A. Temyiz Yoluna Başvuranlar

Bölge Adliye Mahkemesinin yukarıda belirtilen kararına karşı süresi içinde davacı davalı erkek vekili tarafından temyiz isteminde bulunmuştur.

B. Temyiz Sebepleri

Davacı davalı erkek vekili tarafından Bölge Adliye Mahkemesinin istinaf başvurusunun esastan reddi kararının hatalı olduğu belirtilerek, istinaf dilekçesinde ileri sürülen gerekçeler ile Bölge Adliye Mahkemesi kararının bozulması talep edilmiştir.

1. Uyuşmazlık ve Hukuki Nitelendirme

Uyuşmazlık, tarafların boşanma davasının kabulü koşullarının oluşup oluşmadığı, evlilik birliğinin temelinden sarsılmasında kusurun kimden kaynaklandığı, davacı davalı erkek aleyhine hükmedilen nafaka ve manevî tazminatın koşullarının oluşup oluşmadığı, davacı davalı erkek yararına tazminat koşullarının oluşup oluşmadığı ve velâyet düzenlemesi noktasında toplanmaktadır.

2. İlgili Hukuk

4721 sayılı Kanun'un 166 ncı maddesi, 169 uncu maddesi, 174 üncü, 175 ... maddesi, 182 ... maddesi, 336 ncı maddesi; 6100 sayılı Hukuk Muhakemeleri Kanunu'nun (6100 sayılı Kanun) 369 uncu maddesinin birinci fıkrası ile 370 ... ve 371 ... maddeleri.

3. Değerlendirme

1.Bölge Adliye Mahkemelerinin nihai kararlarının bozulması 6100 sayılı Kanun'un 371 ... maddesinde yer alan sebeplerden birinin varlığı hâlinde mümkündür.

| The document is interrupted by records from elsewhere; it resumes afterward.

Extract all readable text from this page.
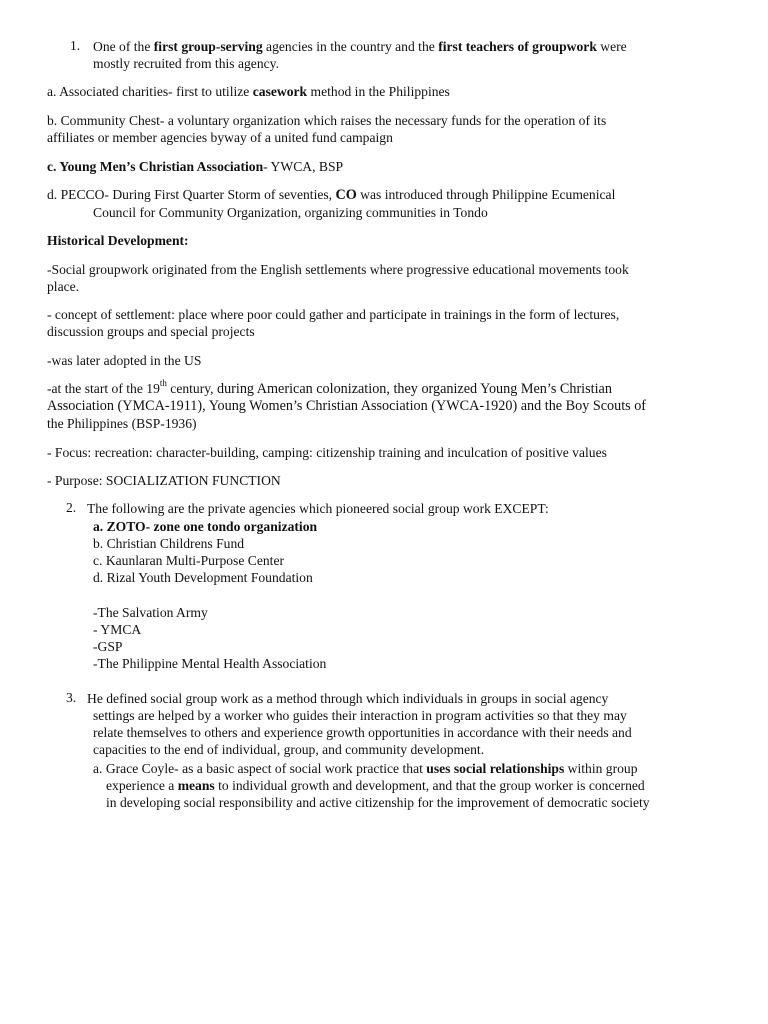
1. One of the first group-serving agencies in the country and the first teachers of groupwork were

mostly recruited from this agency.

a. Associated charities- first to utilize casework method in the Philippines

b. Community Chest- a voluntary organization which raises the necessary funds for the operation of its

affiliates or member agencies byway of a united fund campaign

c. Young Men’s Christian Association- YWCA, BSP

d. PECCO- During First Quarter Storm of seventies, CO was introduced through Philippine Ecumenical

Council for Community Organization, organizing communities in Tondo

Historical Development:

-Social groupwork originated from the English settlements where progressive educational movements took

place.

- concept of settlement: place where poor could gather and participate in trainings in the form of lectures,

discussion groups and special projects

-was later adopted in the US

-at the start of the 19th century, during American colonization, they organized Young Men’s Christian

Association (YMCA-1911), Young Women’s Christian Association (YWCA-1920) and the Boy Scouts of

the Philippines (BSP-1936)

- Focus: recreation: character-building, camping: citizenship training and inculcation of positive values

- Purpose: SOCIALIZATION FUNCTION

2. The following are the private agencies which pioneered social group work EXCEPT:

a. ZOTO- zone one tondo organization

b. Christian Childrens Fund

c. Kaunlaran Multi-Purpose Center

d. Rizal Youth Development Foundation

-The Salvation Army

- YMCA

-GSP

-The Philippine Mental Health Association

3. He defined social group work as a method through which individuals in groups in social agency

settings are helped by a worker who guides their interaction in program activities so that they may

relate themselves to others and experience growth opportunities in accordance with their needs and

capacities to the end of individual, group, and community development.

a. Grace Coyle- as a basic aspect of social work practice that uses social relationships within group

experience a means to individual growth and development, and that the group worker is concerned

in developing social responsibility and active citizenship for the improvement of democratic society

2.Temyizen incelenen karar, tarafların karşılıklı iddia ve savunmalarına, dayandıkları belgelere, uyuşmazlığa uygulanması gereken hukuk kuralları ile hukuki ilişkinin nitelendirilmesine, dava şartlarına, yargılama ve ispat kuralları ile kararda belirtilen gerekçelere göre usul ve kanuna uygun olup davacı-davalı erkek vekili tarafından temyiz dilekçesinde ileri sürülen nedenler kararın bozulmasını gerektirecek nitelikte görülmemiştir.

VI. KARAR

Açıklanan sebeple;

Temyiz olunan Bölge Adliye Mahkemesi kararının 6100 sayılı Kanun'un 370 ... maddesinin birinci fıkrası uyarınca ONANMASINA,

Aşağıda yazılı temyiz giderinin temyiz edene yükletilmesine,

Dosyanın İlk Derece Mahkemesine, kararın bir örneğinin Bölge Adliye Mahkemesine gönderilmesine,

10.05.2023 tarihinde oy birliğiyle karar verildi.